Era il 1998, quando Giuseppe Tornatore approdava nelle sale con il suo primo film girato in lingua inglese, ossia La leggenda del pianista sull’oceano. Dalle vie della sua amata Bagheria di tempo ne è trascorso, così come tante sono le immagini che ci siamo lasciati alle spalle. E dopo un Baaria che ha lasciato tiepidi tanto la critica quanto il pubblico, Tornatore torna ad un cinema decisamente meno personale, ma non per questo avulso dalla poetica del regista siciliano.
La migliore offerta è un progetto di respiro palesemente internazionale, non soltanto per via di un cast di tutto rispetto, ma anche in considerazione di una storia pregna di un fascino e di risvolti privi di alcun vincolo territoriale o culturale. Vi basti pensare che l’unica città espressamente riconoscibile è Praga, in virtù di una sua precedente menzione più che altro.
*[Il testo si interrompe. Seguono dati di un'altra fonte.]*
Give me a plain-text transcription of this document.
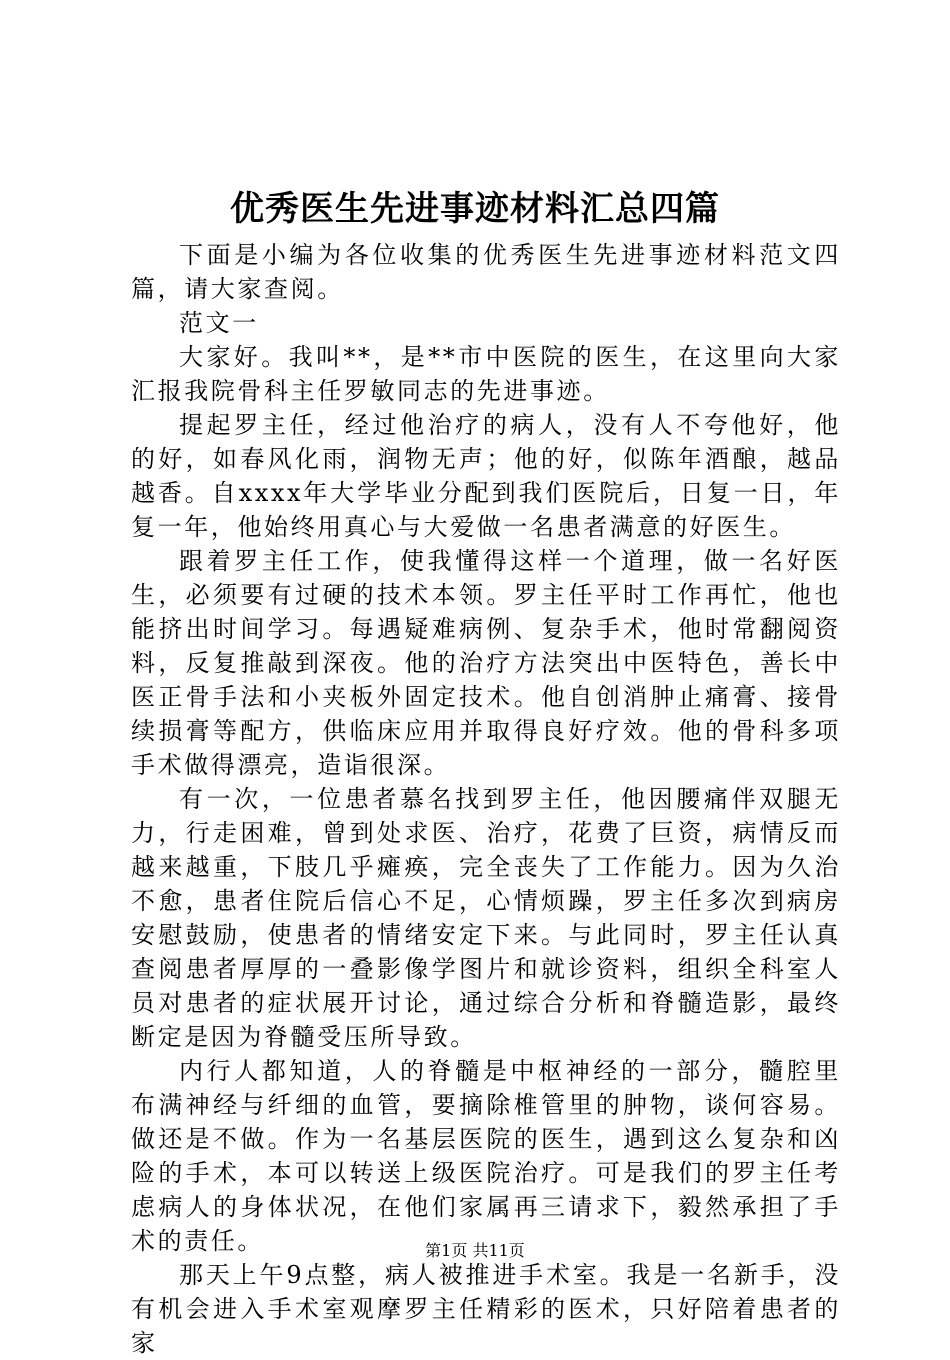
优秀医生先进事迹材料汇总四篇

下面是小编为各位收集的优秀医生先进事迹材料范文四篇，请大家查阅。

范文一

大家好。我叫**，是**市中医院的医生，在这里向大家汇报我院骨科主任罗敏同志的先进事迹。

提起罗主任，经过他治疗的病人，没有人不夸他好，他的好，如春风化雨，润物无声；他的好，似陈年酒酿，越品越香。自xxxx年大学毕业分配到我们医院后，日复一日，年复一年，他始终用真心与大爱做一名患者满意的好医生。

跟着罗主任工作，使我懂得这样一个道理，做一名好医生，必须要有过硬的技术本领。罗主任平时工作再忙，他也能挤出时间学习。每遇疑难病例、复杂手术，他时常翻阅资料，反复推敲到深夜。他的治疗方法突出中医特色，善长中医正骨手法和小夹板外固定技术。他自创消肿止痛膏、接骨续损膏等配方，供临床应用并取得良好疗效。他的骨科多项手术做得漂亮，造诣很深。

有一次，一位患者慕名找到罗主任，他因腰痛伴双腿无力，行走困难，曾到处求医、治疗，花费了巨资，病情反而越来越重，下肢几乎瘫痪，完全丧失了工作能力。因为久治不愈，患者住院后信心不足，心情烦躁，罗主任多次到病房安慰鼓励，使患者的情绪安定下来。与此同时，罗主任认真查阅患者厚厚的一叠影像学图片和就诊资料，组织全科室人员对患者的症状展开讨论，通过综合分析和脊髓造影，最终断定是因为脊髓受压所导致。

内行人都知道，人的脊髓是中枢神经的一部分，髓腔里布满神经与纤细的血管，要摘除椎管里的肿物，谈何容易。做还是不做。作为一名基层医院的医生，遇到这么复杂和凶险的手术，本可以转送上级医院治疗。可是我们的罗主任考虑病人的身体状况，在他们家属再三请求下，毅然承担了手术的责任。

那天上午9点整，病人被推进手术室。我是一名新手，没有机会进入手术室观摩罗主任精彩的医术，只好陪着患者的家

第1页 共11页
Figura centrale di questa misteriosa vicenda a sfondo drammatico è Virgil Oldman (Geoffrey Rush), un affermato battitore d’aste dal gusto sopraffino. Esperto d’arte, lo schivo ed abitudinario Oldman coltiva una ossessiva predilezione per i ritratti, di cui custodisce gelosamente una meravigliosa e costosissima collezione. Ma la sua vita registra una svolta pressoché totale dopo aver “conosciuto” Claire (Sylvia Hoeks), affascinante e sfuggente tenutaria di una sfarzosa villa.
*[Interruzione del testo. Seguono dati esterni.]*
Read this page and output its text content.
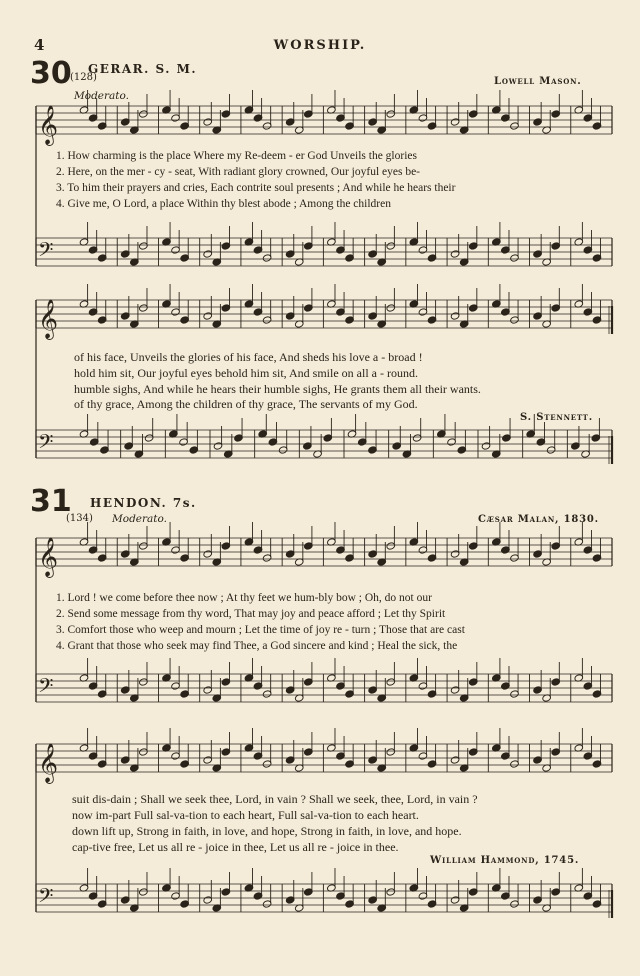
𝄞
𝄢
𝄞
𝄢
𝄞
𝄢
𝄞
𝄢
4	WORSHIP.
30
(128)
GERAR. S. M.
Lowell Mason.
Moderato.
1. How charming is the place Where my Re-deem - er God Unveils the glories
2. Here, on the mer - cy - seat, With radiant glory crowned, Our joyful eyes be-
3. To him their prayers and cries, Each contrite soul presents ; And while he hears their
4. Give me, O Lord, a place Within thy blest abode ; Among the children
of his face, Unveils the glories of his face, And sheds his love a - broad !
hold him sit, Our joyful eyes behold him sit, And smile on all a - round.
humble sighs, And while he hears their humble sighs, He grants them all their wants.
of thy grace, Among the children of thy grace, The servants of my God.
S. Stennett.
31 HENDON. 7s.
(134) Moderato.	Cæsar Malan, 1830.
1. Lord ! we come before thee now ; At thy feet we hum-bly bow ; Oh, do not our
2. Send some message from thy word, That may joy and peace afford ; Let thy Spirit
3. Comfort those who weep and mourn ; Let the time of joy re - turn ; Those that are cast
4. Grant that those who seek may find Thee, a God sincere and kind ; Heal the sick, the
suit dis-dain ; Shall we seek thee, Lord, in vain ? Shall we seek, thee, Lord, in vain ?
now im-part Full sal-va-tion to each heart, Full sal-va-tion to each heart.
down lift up, Strong in faith, in love, and hope, Strong in faith, in love, and hope.
cap-tive free, Let us all re - joice in thee, Let us all re - joice in thee.
William Hammond, 1745.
A luci nuovamente accese, mentre ancora scorrono i titoli di coda, si erge perentoriamente un giudizio su quest’ultimo film di Tornatore: La migliore offerta rappresenta un sempre più raro esempio di thriller che non vive solo ed esclusivamente in funzione del suo intreccio, e quindi dell’apice rivelatore. Non a caso, con un’apprezzabile proprietà di linguaggio, il cineasta originario della provincia di Palermo non ci spiattella in faccia il finale, giocando con una serie di sovrapposizioni temporali che lo lasciano elegantemente intendere.